Самоплясовъ махнулъ рукой.
— Устроимъ мы все это чинъ-чиномъ, — продолжилъ священникъ. — Хоръ у насъ теперь, благодаря учителю Арсентію Мишуку, хорошій. Къ ученическимъ дискантамъ и альтамъ самъ онъ теноръ, а мой дьячокъ Кузьма и лавочника сынъ баса поютъ. А ужъ родственники ваши и то проговаривались и роптали, что никакого поминовенія не было. Конечно, заупокойная литургія и сорокоустъ по покойникѣ были, но позвольте, развѣ они объ этомъ мечтаютъ?

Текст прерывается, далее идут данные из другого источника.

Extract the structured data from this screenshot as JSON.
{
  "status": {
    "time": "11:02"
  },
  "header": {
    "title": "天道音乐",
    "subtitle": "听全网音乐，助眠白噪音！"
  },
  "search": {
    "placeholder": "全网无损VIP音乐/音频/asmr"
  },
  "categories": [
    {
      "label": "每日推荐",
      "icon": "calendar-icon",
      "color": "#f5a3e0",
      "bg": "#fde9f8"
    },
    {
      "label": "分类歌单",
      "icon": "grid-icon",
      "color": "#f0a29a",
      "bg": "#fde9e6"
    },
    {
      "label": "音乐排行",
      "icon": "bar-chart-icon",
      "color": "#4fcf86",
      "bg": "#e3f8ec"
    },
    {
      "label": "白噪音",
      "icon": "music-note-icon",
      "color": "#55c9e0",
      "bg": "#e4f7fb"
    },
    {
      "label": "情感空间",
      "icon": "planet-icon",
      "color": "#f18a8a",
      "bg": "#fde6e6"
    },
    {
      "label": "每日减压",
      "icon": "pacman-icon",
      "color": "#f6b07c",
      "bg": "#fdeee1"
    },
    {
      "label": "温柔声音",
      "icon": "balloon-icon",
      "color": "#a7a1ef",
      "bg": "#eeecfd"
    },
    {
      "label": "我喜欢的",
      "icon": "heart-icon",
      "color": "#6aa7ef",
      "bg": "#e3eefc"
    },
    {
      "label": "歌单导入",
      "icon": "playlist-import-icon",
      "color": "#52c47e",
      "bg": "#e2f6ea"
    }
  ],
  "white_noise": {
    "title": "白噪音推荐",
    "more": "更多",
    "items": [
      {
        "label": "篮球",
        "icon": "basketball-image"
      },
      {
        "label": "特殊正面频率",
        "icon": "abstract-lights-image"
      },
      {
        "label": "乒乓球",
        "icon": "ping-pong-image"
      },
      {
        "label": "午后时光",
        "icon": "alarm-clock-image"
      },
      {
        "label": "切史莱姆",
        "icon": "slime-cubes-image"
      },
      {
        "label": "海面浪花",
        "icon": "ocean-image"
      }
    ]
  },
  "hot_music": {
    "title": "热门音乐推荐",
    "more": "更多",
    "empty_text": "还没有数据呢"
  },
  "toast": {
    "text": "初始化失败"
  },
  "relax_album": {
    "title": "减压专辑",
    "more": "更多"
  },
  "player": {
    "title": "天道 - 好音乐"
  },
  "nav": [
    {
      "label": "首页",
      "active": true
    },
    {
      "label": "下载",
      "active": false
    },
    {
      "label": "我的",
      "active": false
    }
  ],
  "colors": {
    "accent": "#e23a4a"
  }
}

Народъ простой, сѣрый.
— Закачу я имъ теперь кормежку, закачу! — говорилъ Самоплясовъ. — Кстати, я и стряпуна съ собой привезъ настоящаго.
— Ахъ, даже и стряпуна прывезли? — широко открылъ глаза священникъ. — Слышалъ я, ребятишки мнѣ говорили, что съ вами пріѣхали двое — господинъ какой-то и прислужающая личность, но мнѣ не могло представиться, что это стряпунъ.
— Конечно, я привезъ его только для потѣхъ своего мамона, но все равно, пускай и имъ стряпаетъ.
— Да вѣдь имъ развѣ много надо, чтобы утѣшиться? Велите сдѣлать щи изъ солонины, да пирогъ съ капустой, такъ имъ и за глаза. Ну, конечно, полъ-ведерка вина купить надо. А насчетъ своей-то утробы вы какъ будто прежде прихотливы не были? — задалъ вопросъ священникъ.
— То было, батюшка, прежде, а теперь, грѣшный человѣкъ, избаловался. Да и пріѣхалъ я сюда не для того, чтобы монашествовать, а чтобы всласть пожить и моихъ добрыхъ пріятелей угостить. Вотъ когда-нибудь милости просимъ пообѣдать. Поваръ на славу. Все по графамъ жилъ. Пущай ужъ…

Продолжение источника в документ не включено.